"İki hafta sonra finallerim başlıyor" diye etrafta dolaşan ve o güne kadar ders çalışmayı aklına getirmeyen üniversite öğrencisi gibi yaşıyoruz. Maalesef yönetenler de bunca zaman final günü hiç gelmeyecekmiş gibi yönettiler. Kulağı çınlasın üniversitedeki hocamın, final günü ders çalışanlara ettiği "Kıyamet günü ibadet olmaz" lafı son bir haftadır kulaklarımda çınlıyor.
Tam yirmi yıldır olası bir İstanbul depreminden bahsediliyor. Doksan dokuz yılında hepimiz bu konunun uzmanı oluvermiştik. Deprem anında yapılması gerekenleri ezberlemiş, ihtiyacımız olacak şeyleri bir çantaya sıkıştırmış ve yatağımızın yanına iliştirmiştik. Önceleri rahmetli Ahmet Mete Işıkara'nın gözlerinin içine bakıyorduk. Kısa bir süre sonra da hepimiz küçük birer Işıkara olmuştuk.

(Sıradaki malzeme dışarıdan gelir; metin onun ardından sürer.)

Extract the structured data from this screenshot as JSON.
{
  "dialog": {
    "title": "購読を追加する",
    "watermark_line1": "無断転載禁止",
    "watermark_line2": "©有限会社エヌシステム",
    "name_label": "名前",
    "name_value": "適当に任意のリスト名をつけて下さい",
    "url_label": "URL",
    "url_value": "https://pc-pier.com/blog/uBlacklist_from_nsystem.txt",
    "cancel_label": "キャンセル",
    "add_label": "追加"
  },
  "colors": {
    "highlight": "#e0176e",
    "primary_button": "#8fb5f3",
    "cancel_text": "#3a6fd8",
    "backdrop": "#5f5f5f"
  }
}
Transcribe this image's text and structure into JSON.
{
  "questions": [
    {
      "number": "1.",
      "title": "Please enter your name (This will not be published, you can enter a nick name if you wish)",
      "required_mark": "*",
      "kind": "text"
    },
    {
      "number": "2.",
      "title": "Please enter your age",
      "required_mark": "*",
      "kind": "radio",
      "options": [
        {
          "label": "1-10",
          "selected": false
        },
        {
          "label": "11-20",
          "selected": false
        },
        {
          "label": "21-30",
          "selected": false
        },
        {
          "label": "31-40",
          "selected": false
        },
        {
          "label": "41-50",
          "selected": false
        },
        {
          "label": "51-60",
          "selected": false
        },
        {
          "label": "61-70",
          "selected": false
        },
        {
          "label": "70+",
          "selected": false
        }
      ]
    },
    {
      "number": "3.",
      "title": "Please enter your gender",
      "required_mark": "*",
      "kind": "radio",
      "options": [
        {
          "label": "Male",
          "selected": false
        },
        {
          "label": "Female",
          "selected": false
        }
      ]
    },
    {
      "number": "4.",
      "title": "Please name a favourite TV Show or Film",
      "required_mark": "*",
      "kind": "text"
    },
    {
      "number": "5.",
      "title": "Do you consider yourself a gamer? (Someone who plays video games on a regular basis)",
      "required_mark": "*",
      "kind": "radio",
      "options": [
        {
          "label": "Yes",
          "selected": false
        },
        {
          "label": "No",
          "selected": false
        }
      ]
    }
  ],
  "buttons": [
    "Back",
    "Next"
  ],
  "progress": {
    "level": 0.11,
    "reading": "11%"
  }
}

Peki bu yirmi yılda neler yapıldı?

Kentsel dönüşüm diye başlayıverdik, rantsal dönüşümde karar kıldık. Avcılar'da yıkılan evlerin neredeyse tamamının yeni yapılan binalar olduğunu unuttuk. Eski olan evleri yenileyerek depreme hazırlıklı olduğumuzu düşündük, düşünüyoruz.
Yaralarımızı sarmak için Özel Tüketim Vergisi diye bir şey çıkardık. Hoşumuza gitti, devam ediyoruz.
Binlerce afet toplanma alanı ilan ettik, alış veriş merkezlerine kıyak geçtik.
Doksan dokuz depreminde resmi rapora göre 17.480 (on yedi bin dört yüz seksen) insanımızı yitirdik. Bu da resmi raporlara göre! Bu kayıpta en büyük pay sahibi denetlemeyen, depremi aklına bile getirmeyen yöneticilerdir. Öldüren deprem değil, doğal afetleri yok sayan insanlardır!

Şaşıracak mayız!

İstanbul'da beklenen büyük deprem geldiğinde -Allah yardımcımız olsun- yıllarca belediye başkanlığı, başbakanlık, cumhurbaşkanlığı yapmış zat-ı muhterem "Takdir-i İlahi" derse şaşıracak mıyız? Asla.
Peki. Diyelim ki depreme yapacak bir şey yok -ki var.
Ülkeyi sizin yönettiğiniz dönemde 30 bine yakın işçi çalışırken hayatını kaybetti.
Ülkeyi sizin yönettiğiniz dönemde 20 bine yakın kadın cinayeti yaşandı.
Ülkeyi sizin yönettiğiniz dönemde çocuk istismarı vakaları 400 bini geçti.
Ülkeyi sizin yönettiğiniz dönemde 100 bine yakın insan intihar etti.
İnsan hayatı bu kadar ucuz olmamalı.
Yönetmeye gücünüz, aklınız, fikriniz, niyetiniz yoksa sebep hep Takdir-i İlahi olur.

Kızılçam

Kızılçam çabuk yanan bir ağaç olduğu için ormanlarımızda kullanılmaması gerektiği son zamanlarda dile gelir oldu. Kızılçamın ilginç bir özelliği var. Kozalağı yüksek ısılara karşı dayanıklı olduğu için tohumları zarar görmüyor. Yangın bittikten sonra da tohumlarını fırlatarak, siz bir şey yapmasanız bile, o ormanı kurtarıveriyor.
Yani diyeceğim şu ki; ortalık yangın yeri de olsa, kızılçam ağacı gibi ormanı yeşertecek, dünyayı güzelleştirecek tohumlara sahibiz.
İnsanların içine ektiğiniz nefret tohumları yerine, kozalağında sevgi tohumu saklayan birileri çıkınca İstanbul'u, Ankara'yı, Adana'yı, Mersin'i, Antalya'yı elinizden alıveriyor. İnsanların ölümünün sebebini bu kadar araştırmıyorken, seçimi kaybetmenizin üstünden aylar geçmesine rağmen araştırmalarınız bitemedi. Araştırmanıza gerek yok ben size söyleyeyim: Takdir-i İlahi.